Vénior se redressa. Il observait le village à présent, d'un regard semblable à celui d'un prédateur pistant sa proie. Il chevaucha Dammar, prêt à partir.
Il avança au trot, s'approchant suffisamment d'Edmyre pour lui lancer un dernier regard chargé de mépris avant de disparaître de sa vue.
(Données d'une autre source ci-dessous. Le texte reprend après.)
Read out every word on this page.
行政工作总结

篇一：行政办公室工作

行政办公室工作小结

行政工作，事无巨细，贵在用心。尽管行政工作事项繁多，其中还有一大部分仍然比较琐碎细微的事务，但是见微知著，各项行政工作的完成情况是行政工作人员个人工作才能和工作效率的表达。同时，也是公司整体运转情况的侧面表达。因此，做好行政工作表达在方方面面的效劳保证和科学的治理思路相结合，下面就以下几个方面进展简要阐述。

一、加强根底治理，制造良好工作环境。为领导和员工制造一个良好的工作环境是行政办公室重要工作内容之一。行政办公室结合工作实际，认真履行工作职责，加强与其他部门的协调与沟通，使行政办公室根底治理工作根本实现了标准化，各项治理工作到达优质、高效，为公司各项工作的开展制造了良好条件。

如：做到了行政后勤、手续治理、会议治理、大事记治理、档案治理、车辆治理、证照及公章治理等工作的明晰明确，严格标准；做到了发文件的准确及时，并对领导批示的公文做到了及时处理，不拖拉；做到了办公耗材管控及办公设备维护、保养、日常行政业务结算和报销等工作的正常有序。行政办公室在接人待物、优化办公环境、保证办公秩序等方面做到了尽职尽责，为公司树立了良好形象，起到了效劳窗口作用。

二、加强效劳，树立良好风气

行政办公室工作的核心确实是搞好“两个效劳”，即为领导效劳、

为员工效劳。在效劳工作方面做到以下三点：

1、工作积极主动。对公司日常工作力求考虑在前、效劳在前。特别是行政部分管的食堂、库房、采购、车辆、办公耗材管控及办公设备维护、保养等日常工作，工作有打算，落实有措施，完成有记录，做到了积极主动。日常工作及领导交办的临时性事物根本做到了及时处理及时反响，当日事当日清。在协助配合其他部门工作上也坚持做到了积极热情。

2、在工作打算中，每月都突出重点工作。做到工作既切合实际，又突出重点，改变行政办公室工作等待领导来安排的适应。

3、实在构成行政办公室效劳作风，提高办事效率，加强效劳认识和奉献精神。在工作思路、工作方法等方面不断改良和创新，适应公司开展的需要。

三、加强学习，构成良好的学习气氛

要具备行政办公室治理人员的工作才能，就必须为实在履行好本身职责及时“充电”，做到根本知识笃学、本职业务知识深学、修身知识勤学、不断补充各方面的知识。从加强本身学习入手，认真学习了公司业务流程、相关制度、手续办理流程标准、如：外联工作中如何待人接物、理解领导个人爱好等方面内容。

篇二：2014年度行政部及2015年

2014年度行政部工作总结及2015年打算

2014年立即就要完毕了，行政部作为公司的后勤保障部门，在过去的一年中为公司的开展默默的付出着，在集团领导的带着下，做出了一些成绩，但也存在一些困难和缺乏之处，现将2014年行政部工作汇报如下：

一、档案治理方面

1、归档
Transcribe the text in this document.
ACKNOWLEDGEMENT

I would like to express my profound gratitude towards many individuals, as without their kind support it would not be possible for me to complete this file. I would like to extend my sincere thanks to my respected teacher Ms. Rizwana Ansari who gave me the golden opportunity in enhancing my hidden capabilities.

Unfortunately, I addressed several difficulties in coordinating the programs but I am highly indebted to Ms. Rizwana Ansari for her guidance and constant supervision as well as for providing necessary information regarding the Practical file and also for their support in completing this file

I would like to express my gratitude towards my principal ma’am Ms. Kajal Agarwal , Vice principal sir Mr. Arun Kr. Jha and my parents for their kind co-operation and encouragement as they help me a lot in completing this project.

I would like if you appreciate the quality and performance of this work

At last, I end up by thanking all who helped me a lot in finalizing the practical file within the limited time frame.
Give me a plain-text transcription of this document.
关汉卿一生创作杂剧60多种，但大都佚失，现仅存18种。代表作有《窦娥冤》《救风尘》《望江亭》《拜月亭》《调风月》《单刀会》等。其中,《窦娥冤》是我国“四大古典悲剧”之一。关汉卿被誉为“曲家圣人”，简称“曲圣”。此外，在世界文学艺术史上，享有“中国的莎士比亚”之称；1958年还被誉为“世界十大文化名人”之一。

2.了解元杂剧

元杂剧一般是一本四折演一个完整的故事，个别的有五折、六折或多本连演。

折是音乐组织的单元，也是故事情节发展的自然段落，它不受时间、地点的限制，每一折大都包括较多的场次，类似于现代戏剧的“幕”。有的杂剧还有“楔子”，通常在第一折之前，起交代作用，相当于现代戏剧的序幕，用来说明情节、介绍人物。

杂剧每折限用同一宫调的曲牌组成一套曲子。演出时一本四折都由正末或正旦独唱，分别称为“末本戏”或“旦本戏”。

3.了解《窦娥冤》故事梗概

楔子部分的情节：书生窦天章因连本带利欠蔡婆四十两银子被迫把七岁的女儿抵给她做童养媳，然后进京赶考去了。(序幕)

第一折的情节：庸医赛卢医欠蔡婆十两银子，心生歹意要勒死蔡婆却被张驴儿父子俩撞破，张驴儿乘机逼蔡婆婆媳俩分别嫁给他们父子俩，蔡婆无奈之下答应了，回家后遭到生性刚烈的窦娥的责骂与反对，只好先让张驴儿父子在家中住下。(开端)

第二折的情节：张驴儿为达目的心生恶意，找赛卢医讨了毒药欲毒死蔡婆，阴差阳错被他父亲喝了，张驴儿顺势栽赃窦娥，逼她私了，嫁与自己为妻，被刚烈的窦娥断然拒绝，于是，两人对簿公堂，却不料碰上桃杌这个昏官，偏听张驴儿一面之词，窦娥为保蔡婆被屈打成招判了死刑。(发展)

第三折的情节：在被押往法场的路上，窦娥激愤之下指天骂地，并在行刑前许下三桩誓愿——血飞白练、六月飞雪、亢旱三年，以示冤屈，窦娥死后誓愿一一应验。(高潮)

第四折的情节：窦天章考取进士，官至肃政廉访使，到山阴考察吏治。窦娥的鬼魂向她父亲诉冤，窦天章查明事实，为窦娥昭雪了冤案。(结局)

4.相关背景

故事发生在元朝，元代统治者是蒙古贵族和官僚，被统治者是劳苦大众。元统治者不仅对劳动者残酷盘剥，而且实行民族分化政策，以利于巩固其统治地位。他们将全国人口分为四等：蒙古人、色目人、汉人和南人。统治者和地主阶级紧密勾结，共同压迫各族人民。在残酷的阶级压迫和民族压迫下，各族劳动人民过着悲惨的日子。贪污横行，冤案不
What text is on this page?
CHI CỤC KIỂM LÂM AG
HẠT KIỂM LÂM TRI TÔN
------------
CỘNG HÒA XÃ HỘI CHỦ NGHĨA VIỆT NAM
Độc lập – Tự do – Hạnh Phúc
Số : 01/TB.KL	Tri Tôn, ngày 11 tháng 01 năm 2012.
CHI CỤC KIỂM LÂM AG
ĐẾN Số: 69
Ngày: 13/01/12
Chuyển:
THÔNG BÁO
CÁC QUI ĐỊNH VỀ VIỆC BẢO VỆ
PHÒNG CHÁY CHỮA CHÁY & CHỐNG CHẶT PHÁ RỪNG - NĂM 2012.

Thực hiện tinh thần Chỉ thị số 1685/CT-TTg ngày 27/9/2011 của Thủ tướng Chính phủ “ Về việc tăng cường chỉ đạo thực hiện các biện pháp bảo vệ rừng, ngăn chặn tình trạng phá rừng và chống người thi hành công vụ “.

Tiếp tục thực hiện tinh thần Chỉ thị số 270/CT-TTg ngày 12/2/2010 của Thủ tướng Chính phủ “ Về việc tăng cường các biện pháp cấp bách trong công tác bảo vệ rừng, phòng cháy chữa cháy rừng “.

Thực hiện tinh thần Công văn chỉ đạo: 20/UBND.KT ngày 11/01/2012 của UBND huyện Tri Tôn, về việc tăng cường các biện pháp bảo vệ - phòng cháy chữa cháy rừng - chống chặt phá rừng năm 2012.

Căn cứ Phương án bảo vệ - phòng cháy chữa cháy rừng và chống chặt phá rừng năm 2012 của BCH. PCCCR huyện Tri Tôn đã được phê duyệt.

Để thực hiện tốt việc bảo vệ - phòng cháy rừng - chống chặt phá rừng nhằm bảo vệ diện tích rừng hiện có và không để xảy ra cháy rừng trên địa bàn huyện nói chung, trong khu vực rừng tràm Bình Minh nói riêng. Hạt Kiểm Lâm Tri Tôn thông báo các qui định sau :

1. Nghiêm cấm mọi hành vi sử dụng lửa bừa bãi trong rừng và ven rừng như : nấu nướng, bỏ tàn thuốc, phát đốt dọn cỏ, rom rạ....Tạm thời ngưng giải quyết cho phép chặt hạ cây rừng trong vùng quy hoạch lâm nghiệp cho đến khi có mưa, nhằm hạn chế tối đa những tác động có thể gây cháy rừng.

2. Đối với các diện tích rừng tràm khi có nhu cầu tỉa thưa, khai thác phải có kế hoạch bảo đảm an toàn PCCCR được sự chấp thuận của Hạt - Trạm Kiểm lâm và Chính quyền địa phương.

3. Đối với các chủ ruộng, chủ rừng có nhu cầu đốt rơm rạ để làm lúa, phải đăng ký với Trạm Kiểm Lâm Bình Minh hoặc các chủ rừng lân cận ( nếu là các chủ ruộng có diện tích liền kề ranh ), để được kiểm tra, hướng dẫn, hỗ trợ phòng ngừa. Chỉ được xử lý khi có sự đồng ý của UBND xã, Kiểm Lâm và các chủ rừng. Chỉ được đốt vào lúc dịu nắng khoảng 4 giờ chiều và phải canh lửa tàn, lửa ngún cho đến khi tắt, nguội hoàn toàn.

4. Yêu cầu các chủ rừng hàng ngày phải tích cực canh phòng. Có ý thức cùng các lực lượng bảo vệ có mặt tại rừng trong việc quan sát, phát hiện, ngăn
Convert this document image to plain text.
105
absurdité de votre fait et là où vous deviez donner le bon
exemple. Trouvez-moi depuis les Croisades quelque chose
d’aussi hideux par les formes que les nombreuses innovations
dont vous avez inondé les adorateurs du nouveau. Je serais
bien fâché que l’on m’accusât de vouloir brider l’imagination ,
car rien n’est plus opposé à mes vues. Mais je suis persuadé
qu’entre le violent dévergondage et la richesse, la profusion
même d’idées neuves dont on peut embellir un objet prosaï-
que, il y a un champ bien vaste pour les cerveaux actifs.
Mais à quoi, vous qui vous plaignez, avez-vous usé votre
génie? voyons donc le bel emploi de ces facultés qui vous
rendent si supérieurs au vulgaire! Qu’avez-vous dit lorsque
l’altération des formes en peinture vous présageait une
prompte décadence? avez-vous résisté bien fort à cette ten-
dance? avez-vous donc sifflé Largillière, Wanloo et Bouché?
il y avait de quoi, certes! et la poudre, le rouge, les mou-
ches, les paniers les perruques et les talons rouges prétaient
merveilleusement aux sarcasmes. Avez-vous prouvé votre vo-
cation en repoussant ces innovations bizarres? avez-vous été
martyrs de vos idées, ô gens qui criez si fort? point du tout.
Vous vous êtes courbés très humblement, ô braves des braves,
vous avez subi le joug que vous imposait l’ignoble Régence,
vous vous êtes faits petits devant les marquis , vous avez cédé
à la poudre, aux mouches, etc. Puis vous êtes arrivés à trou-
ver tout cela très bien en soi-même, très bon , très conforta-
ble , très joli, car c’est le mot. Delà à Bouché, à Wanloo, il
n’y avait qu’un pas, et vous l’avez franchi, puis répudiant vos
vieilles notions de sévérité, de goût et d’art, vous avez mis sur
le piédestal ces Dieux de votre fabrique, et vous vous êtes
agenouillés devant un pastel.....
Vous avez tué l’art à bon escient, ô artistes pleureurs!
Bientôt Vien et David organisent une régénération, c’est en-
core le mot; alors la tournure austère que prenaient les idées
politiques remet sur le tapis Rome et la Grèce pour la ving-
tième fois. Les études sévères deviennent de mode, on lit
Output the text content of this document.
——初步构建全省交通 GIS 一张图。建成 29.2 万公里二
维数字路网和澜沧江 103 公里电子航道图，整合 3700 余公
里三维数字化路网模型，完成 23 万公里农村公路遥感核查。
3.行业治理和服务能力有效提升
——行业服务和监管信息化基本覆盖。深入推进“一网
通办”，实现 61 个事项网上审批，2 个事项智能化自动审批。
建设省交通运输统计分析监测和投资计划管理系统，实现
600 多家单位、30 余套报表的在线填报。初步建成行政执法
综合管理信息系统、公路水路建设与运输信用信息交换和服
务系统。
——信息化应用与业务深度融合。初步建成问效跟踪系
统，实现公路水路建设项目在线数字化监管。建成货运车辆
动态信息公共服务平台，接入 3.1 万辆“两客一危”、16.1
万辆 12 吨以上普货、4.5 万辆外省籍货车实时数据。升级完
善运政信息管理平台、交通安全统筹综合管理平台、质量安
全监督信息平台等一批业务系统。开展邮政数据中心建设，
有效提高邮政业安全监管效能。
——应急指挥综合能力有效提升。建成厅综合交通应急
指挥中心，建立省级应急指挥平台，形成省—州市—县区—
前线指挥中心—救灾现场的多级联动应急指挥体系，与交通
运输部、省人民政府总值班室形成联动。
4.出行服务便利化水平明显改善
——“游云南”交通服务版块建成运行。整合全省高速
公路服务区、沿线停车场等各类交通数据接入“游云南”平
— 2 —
Edmyre s'appuya contre le mur de la chaumière, tremblante et pâle comme la Mort. Cet échange avec son filleul l'avait dévastée.
Elle comprenait maintenant qu'elle était la cause des cris de souffrance qu'elle avait entendu quelques instant plus tot. Les villageois de Beaugard n'auraient pas vu la fille. Elle s'en était assurée. Pour cela, ils allaient mourir. Tout cela se produirait par sa faute.

La vieille femme ignorait ce que Vénior était réellement capable de lui faire subir, en revanche, elle n'avait aucun doute sur le sort qu'il réserverait à de parfais inconnus, qui plus est inferieurs à son rang. Elle n'avait pas voulu laisser de place au doute et avait choisi de diriger la fureur de son filleul contre ces gens innocents: ces vieillards, ces femmes et ces enfants...

Il n'y avait pas eu de place pour la pitié à ce moment. Juste une envie démesurée de survivre. Pourquoi devait-elle mourir pour avoir fait une chose qu'elle estimait juste?

Maintenant que le mal était accompli, Edmyre devait aller de l'avant. Cela signifiait fuir, le plus vite et le plus loin possible, sans s'encombre de la culpabilité.

« Un mal pour un bien. », pensa-t-elle.

Soudain, elle sentit un choc contre le bois de la chaumière qui s'accompagna bien vite de la chaleur familière des flammes.